Recently, an ISV partner that I was working with showed me how they had used lazy initialization to significantly improve the responsiveness of their Force.com application. This partner's application has a number of very sophisticated Visualforce pages that are embedded in to the Account, Contact and Opportunity detail pages, like the image below:

Depending on the amount of data to be displayed, these embedded Visualforce pages will sometimes take several seconds to fully render. For most browsers, this long render time doesn't cause any interaction problems in the detail page. Unfortunately, this ISV discovered that in some scenarios, the parent detail page will render immediately, but that it will then become unresponsive while the browser works to load the embedded Visualforce page. Their page loading timeline originally looked like this:

To improve the responsiveness of their application, this ISV came up with a very simple and creative solution. Instead of embedding their sophisticated Visualforce pages in to the Account, Contact and Opportunity detail pages directly, the ISV created new "redirect" pages and embedded these pages in to the Account, Contact and Opportunity detail pages.

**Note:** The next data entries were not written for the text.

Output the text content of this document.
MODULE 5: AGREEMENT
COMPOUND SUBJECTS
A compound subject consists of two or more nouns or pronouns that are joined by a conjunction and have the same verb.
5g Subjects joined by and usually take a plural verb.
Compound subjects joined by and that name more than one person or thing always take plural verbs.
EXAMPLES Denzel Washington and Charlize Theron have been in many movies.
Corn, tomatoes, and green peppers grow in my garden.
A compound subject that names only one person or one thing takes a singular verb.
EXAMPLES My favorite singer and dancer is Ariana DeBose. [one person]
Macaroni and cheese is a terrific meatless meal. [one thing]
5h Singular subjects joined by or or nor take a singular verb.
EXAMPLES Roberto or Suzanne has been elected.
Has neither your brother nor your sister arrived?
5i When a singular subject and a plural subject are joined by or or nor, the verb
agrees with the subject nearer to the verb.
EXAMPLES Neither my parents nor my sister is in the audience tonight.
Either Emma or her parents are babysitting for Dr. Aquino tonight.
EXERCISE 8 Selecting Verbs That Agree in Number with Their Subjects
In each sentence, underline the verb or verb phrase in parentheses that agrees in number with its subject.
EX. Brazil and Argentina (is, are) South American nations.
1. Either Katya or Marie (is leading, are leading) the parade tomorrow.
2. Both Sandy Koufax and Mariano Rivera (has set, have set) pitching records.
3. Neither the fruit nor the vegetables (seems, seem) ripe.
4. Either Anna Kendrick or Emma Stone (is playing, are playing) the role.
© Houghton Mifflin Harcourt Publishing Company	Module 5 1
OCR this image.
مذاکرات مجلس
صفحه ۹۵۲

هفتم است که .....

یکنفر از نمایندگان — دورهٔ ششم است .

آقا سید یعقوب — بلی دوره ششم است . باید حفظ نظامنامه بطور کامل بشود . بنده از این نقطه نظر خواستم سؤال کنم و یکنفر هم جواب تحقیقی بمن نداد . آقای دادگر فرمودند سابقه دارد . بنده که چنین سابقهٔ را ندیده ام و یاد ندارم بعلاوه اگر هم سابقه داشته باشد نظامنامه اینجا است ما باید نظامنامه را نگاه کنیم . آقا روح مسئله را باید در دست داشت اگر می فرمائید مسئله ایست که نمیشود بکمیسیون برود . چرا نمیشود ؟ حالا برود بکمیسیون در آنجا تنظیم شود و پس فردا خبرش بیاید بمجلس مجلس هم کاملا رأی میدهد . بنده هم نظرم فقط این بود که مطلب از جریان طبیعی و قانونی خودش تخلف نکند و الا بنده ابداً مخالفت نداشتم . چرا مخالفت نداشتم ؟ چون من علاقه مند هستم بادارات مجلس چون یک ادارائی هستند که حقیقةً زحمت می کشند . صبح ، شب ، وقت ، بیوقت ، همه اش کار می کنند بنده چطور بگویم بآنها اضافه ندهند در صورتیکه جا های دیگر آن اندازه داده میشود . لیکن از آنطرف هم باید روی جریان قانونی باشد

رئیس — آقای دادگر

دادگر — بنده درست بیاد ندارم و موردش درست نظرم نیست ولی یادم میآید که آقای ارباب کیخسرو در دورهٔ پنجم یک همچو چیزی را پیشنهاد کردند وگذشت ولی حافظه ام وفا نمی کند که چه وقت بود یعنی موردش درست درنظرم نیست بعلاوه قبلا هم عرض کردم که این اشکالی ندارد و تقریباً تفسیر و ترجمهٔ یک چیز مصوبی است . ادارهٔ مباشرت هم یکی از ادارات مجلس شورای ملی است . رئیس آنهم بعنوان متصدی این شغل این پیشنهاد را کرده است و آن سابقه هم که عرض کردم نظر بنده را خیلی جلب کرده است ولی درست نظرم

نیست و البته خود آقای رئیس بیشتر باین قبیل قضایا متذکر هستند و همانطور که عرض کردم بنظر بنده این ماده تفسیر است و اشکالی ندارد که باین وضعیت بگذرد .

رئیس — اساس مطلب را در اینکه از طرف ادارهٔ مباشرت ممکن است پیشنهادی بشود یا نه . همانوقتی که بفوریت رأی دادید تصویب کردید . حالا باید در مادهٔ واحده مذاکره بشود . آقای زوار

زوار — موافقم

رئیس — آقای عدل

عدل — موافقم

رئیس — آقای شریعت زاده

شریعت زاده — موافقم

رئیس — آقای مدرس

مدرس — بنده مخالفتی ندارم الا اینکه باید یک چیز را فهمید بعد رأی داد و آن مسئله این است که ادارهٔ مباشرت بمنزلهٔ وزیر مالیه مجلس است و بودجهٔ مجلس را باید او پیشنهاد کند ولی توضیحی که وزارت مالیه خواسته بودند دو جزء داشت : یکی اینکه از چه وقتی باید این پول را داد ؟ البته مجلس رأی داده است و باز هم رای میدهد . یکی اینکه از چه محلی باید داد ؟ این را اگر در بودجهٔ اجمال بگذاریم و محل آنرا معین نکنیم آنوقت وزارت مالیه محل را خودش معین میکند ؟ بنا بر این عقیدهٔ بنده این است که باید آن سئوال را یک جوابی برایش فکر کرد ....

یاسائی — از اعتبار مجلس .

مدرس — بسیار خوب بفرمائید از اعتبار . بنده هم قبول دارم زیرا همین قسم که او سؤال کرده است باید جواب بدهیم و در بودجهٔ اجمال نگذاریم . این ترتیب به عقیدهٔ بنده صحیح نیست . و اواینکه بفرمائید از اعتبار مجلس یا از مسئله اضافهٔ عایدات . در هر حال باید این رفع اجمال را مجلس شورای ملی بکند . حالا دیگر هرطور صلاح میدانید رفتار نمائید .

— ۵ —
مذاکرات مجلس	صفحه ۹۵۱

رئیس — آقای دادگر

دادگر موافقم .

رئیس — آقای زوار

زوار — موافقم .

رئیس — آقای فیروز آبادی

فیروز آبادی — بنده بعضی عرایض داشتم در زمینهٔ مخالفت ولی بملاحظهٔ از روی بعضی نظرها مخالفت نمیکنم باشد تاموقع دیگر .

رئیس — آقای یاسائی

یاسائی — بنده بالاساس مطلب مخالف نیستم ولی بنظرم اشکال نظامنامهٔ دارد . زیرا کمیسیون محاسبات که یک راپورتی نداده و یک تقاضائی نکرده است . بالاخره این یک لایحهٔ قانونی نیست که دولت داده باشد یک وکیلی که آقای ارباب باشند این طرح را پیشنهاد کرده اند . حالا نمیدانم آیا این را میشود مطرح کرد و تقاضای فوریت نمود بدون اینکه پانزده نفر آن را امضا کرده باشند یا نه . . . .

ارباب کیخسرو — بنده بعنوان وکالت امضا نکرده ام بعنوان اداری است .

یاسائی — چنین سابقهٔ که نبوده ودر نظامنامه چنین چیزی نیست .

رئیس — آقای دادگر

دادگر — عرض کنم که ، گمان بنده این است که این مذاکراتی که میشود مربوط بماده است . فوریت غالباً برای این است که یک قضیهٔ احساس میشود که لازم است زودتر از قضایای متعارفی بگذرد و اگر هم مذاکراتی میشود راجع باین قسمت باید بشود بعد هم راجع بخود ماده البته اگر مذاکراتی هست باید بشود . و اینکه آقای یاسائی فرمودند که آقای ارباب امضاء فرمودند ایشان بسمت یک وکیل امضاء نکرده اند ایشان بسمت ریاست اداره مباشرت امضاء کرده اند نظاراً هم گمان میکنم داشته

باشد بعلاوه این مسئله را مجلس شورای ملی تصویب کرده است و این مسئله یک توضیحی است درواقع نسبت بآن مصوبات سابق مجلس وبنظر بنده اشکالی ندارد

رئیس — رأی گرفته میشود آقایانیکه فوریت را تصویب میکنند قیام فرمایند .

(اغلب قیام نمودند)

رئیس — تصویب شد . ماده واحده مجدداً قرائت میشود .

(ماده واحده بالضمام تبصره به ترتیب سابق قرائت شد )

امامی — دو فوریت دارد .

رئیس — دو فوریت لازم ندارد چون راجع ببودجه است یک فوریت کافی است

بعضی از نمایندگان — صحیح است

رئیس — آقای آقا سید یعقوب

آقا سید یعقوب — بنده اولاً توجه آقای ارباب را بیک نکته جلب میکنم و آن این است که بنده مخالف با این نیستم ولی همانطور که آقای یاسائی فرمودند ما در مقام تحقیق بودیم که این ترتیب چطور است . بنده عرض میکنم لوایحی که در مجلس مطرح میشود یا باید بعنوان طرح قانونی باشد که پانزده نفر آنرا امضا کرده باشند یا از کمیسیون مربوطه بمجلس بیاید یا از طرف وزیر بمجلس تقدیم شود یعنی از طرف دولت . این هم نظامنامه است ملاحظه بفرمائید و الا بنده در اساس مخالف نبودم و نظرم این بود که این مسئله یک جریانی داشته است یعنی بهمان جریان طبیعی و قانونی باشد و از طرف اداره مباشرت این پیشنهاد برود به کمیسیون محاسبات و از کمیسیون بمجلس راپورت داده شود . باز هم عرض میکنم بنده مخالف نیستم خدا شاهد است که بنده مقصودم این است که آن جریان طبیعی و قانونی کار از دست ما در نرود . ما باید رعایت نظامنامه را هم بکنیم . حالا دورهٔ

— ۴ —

These redirect pages do not display any data or any graphics. All that they do is redirect to the embedded Visualforce pages. By adding this extra step, the parent detail page continues to be responsive to the user while the embedded Visualforce page loads in the background. Notice in the timeline below that the detail page becomes responsive at a much earlier point:

There is another potential solution that this ISV considered as well. They could have elected to only display their embedded Visualforce pages in response to a user pressing a button. The button-push solution is the more efficient solution since it doesn't double the number of pages being loaded, but it also has the disadvantage of requiring the user to take an action. Either solution is valid.